GAVIN: So spreadsheets aren’t like The Matrix, where you can see everything in the code?
PETER: If you stare long enough, you might be able to bend a spoon.
But I don’t think spreadsheets are actually the problem. Spreadsheets can help quickly analyze data. The real problem is building those spreadsheets, gathering the information in a meaningful way, and then transforming it into something you can take action on. The goal is not to replace the spreadsheet—it’s a very well-known language. The goal is to cut all the wasted time trying to massage and mold the data into the formats you need to take action on. The right tool set helps get you there faster… much faster.
GAVIN: How else is Ad-Juster addressing publisher difficulties in working with finance and the whole reconciliation process?
PETER: For reconciliation, we have some OMS integrations with CRMs to push third-party billable numbers into. Beyond that, we have an entire support staff to assist operations with the data they’re seeing, and can provide insights and best practices to get through end-of-month billing.
GAVIN: What problem with viewability does Ad-Juster aim to relieve?
PETER: Viewability seems to have the same problems it had back in 2014. There are non-standardized and inconsistent ways for billing for it, from agency to agency. Ad-Juster is able to associate viewability numbers back to the original local creatives, show daily viewability thresholds and snapshots across campaigns, and provide Excel templates where we can embed the billing rules from different agencies.

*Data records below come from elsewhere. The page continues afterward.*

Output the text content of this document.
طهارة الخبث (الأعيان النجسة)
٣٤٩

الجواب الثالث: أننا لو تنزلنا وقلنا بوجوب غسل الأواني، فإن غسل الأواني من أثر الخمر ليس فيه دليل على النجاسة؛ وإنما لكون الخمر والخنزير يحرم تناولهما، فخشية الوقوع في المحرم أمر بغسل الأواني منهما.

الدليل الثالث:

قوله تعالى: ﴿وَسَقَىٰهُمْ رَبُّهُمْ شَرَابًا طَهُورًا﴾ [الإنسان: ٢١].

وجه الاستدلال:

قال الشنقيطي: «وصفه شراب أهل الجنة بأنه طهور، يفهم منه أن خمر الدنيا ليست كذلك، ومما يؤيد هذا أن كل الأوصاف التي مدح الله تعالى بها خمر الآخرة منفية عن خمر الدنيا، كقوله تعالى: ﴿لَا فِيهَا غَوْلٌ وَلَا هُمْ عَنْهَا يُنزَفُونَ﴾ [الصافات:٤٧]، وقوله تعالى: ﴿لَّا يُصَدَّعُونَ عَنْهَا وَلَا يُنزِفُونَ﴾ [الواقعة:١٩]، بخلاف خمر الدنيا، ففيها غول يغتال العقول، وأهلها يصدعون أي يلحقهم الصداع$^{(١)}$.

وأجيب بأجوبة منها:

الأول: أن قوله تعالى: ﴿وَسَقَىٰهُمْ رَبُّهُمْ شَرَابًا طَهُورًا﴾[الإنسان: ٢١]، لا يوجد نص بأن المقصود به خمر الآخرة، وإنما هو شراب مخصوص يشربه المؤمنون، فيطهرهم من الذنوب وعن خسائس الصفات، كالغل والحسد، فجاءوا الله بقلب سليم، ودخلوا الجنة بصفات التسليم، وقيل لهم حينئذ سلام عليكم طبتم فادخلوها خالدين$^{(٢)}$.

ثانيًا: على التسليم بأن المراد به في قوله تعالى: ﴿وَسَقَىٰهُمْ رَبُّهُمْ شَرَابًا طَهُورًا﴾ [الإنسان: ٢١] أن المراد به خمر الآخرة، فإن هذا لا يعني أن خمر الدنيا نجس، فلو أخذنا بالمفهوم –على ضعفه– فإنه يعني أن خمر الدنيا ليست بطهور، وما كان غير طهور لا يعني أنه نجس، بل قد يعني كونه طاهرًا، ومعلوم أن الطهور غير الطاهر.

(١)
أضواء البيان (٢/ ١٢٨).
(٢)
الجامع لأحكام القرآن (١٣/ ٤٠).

GAVIN: Your Tag Scan product is pretty well known. Tags are being fingered as a culprit in latency issues and other ad hangups. How is Tag Scan keeping up with these challenges?
PETER: When we first launched Tag Scan, it was right before programmatic really started to get into the stacks of many of our publishers. You could already see the difference in ad request patterns before programmatic and afterwards. These were just passbacks and the waterfall method of doing programmatic.
Now, with header bidding the number of ad requests to deliver a single ad has gone up by an order of magnitude. All of this is measurable and can tell you how much lag has been introduced before you can finally deliver a tag. Using TagScan, publishers can measure a baseline for latency across their different partners and then set it up to monitor on a regular frequency to measure performance throughout time. Keeping an eye on the performance of each of the partners in their header-bidding stack can be useful in determining the real value of that partner in their ad delivery chain.